Ce qui frappe d’entrée, c’est l’audace des graphismes. Square n’a pas menti : il ne s’agit pas d’un simple remake, la console donne tout ce qu’elle a, les combats sont dignes d’un anime et jamais la ville de Midgard n’a été aussi flamboyante.

Se contenter de remettre cet épisode au goût du jour aurait déjà satisfait bon nombre de fans, mais c’était sans compter sur le perfectionnisme névrotique de la firme japonaise : les cinq premières heures du jeu original ont été considérablement approfondies, ce qui donne lieu à 40h00 sur la version 2020 ! Une version tellement dense qu’elle nécessitera plusieurs épisodes et des années de développement, d’où ma crainte initiale : est-ce que Square Enix n’a pas flairé le filon en découpant le jeu original en trois volets, à l’image de ce qu’a fait Peter Jackson au cinéma avec Bilbo le Hobbit ? Je dois avouer que cette peur a été rapidement balayée par un scénario complètement dépoussiéré : là où le jeu original survolait les relations entre les personnages du groupe Avalanche, la version 2020 passe de longues heures à nous montrer en détail le quotidien de ces éco-terroristes qui se battent pour sauver la planète.
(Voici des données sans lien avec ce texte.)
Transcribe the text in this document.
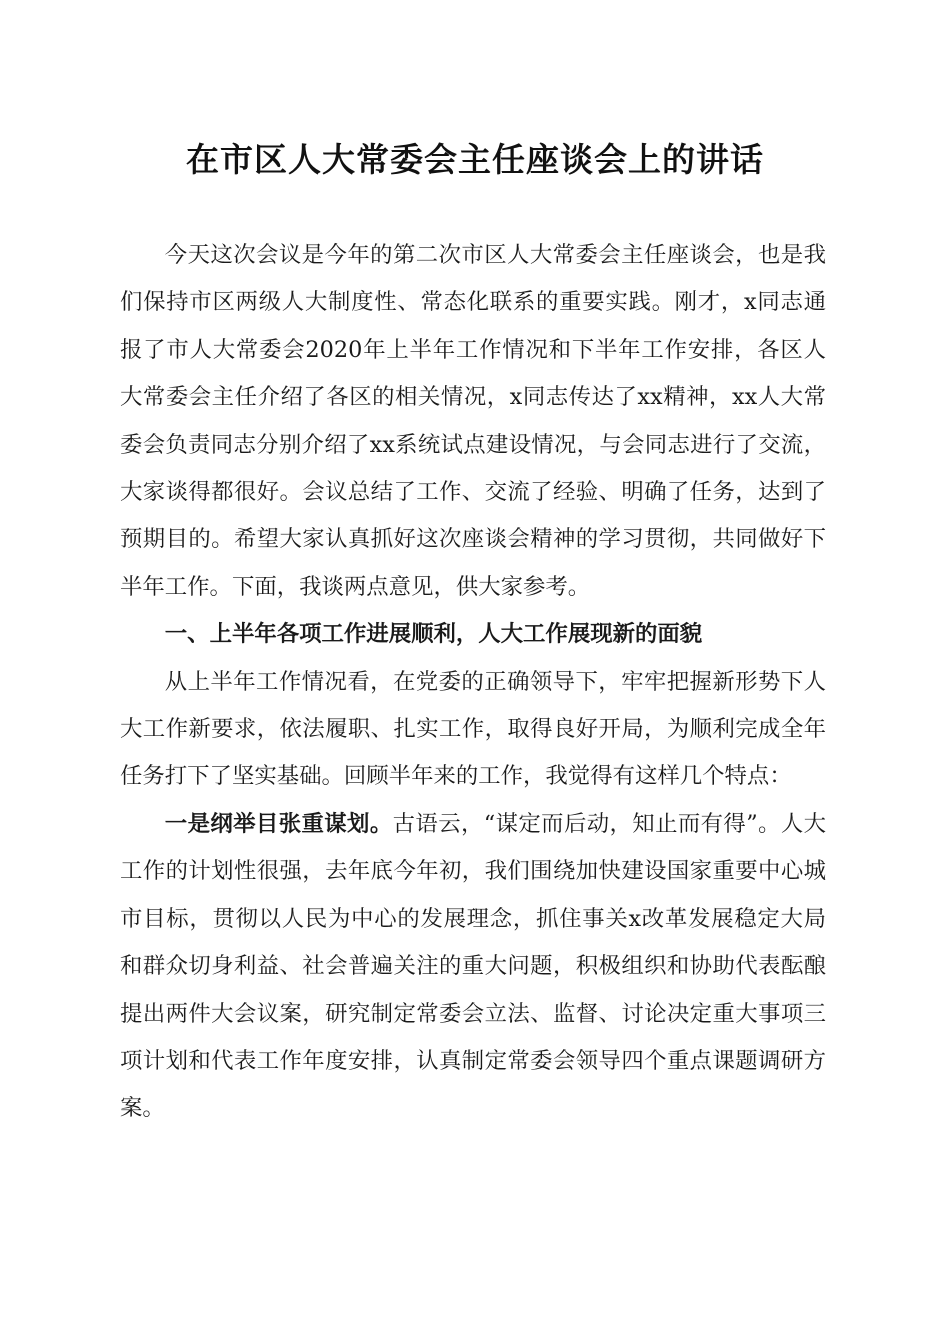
在市区人大常委会主任座谈会上的讲话

今天这次会议是今年的第二次市区人大常委会主任座谈会，也是我们保持市区两级人大制度性、常态化联系的重要实践。刚才，x同志通报了市人大常委会2020年上半年工作情况和下半年工作安排，各区人大常委会主任介绍了各区的相关情况，x同志传达了xx精神，xx人大常委会负责同志分别介绍了xx系统试点建设情况，与会同志进行了交流，大家谈得都很好。会议总结了工作、交流了经验、明确了任务，达到了预期目的。希望大家认真抓好这次座谈会精神的学习贯彻，共同做好下半年工作。下面，我谈两点意见，供大家参考。

一、上半年各项工作进展顺利，人大工作展现新的面貌

从上半年工作情况看，在党委的正确领导下，牢牢把握新形势下人大工作新要求，依法履职、扎实工作，取得良好开局，为顺利完成全年任务打下了坚实基础。回顾半年来的工作，我觉得有这样几个特点：

一是纲举目张重谋划。古语云，“谋定而后动，知止而有得”。人大工作的计划性很强，去年底今年初，我们围绕加快建设国家重要中心城市目标，贯彻以人民为中心的发展理念，抓住事关x改革发展稳定大局和群众切身利益、社会普遍关注的重大问题，积极组织和协助代表酝酿提出两件大会议案，研究制定常委会立法、监督、讨论决定重大事项三项计划和代表工作年度安排，认真制定常委会领导四个重点课题调研方案。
On découvre ainsi la douloureuse histoire familiale de Jessie, mais aussi les rapports complexes entre Cloud et Tifa, ou bien encore la mère d’Aeris.

Tifa, « l’amie d’enfance » de Cloud… Hum… C’est moi ou j’ai l’esprit mal tourné ?

De multiples arcs narratifs qui, pour une question d’espace disque, étaient techniquement inconcevables en 1997. Dans ces conditions, impossible de ne pas ressentir une certaine complicité à mesure qu’on redécouvre des personnages attachants, le plus charismatique d’entre eux étant à mes yeux le volcanique Barret, jamais avare de répliques cinglantes. Le guerrier sanguin du jeu original gagne en humanité à mesure qu’on découvre derrière la figure du terroriste un père viscéralement attaché à sa fille. Le jeu est beaucoup moins manichéen, puisque dès le début de l’aventure Cloud est confronté à ses actes : poser des bombes, même pour une cause juste, a un coût moral…

La nouvelle mise en scène de ces anti-héros iconiques surpasse celle du jeu original en faisant vivre au joueur non pas un mais plusieurs moments bouleversants… à condition de privilégier l’incontournable version japonaise sous-titrée. On sent que les acteurs ont accompli un travail incroyable pour donner vie à leurs alter-ego, comme au cinéma. Impression renforcée par une musique sublime dont les thèmes viennent enrichir ceux de 1997.

Le jeu n’est pas loin d’approcher la perfection, même si on retrouve un défaut déjà présent dans l’édition originale : comme en 1997, l’exploration de Midgard reste linéaire. Ce qui ne posait aucun problème majeur dans les années 90 est un peu plus gênant à l’heure de The Witcher 3, surtout quand le jeu propose des quêtes dispensables. C’est le fameux syndrome du couloir qui est apparu à partir de Final Fantasy XIII sur PlayStation 3 : les graphismes sont devenus tellement sophistiqués que les développeurs sont obligés de se montrer plus dirigistes afin d’enfermer les joueurs dans des environnements clos, mais ce défaut est largement compensé par la beauté des images, et par le fait que le joueur gagne vers la fin davantage de liberté de déplacement.

Metro, boulot, mako

De plus, la suite de Final Fantasy VII devrait à nouveau offrir un monde ouvert semblable au jeu original, puisque l’intrigue se déroulera à l’extérieur de Midgard. Le seul vrai point noir est le mode « classique », beaucoup trop facile, le mode « normal » étant bien plus intéressant.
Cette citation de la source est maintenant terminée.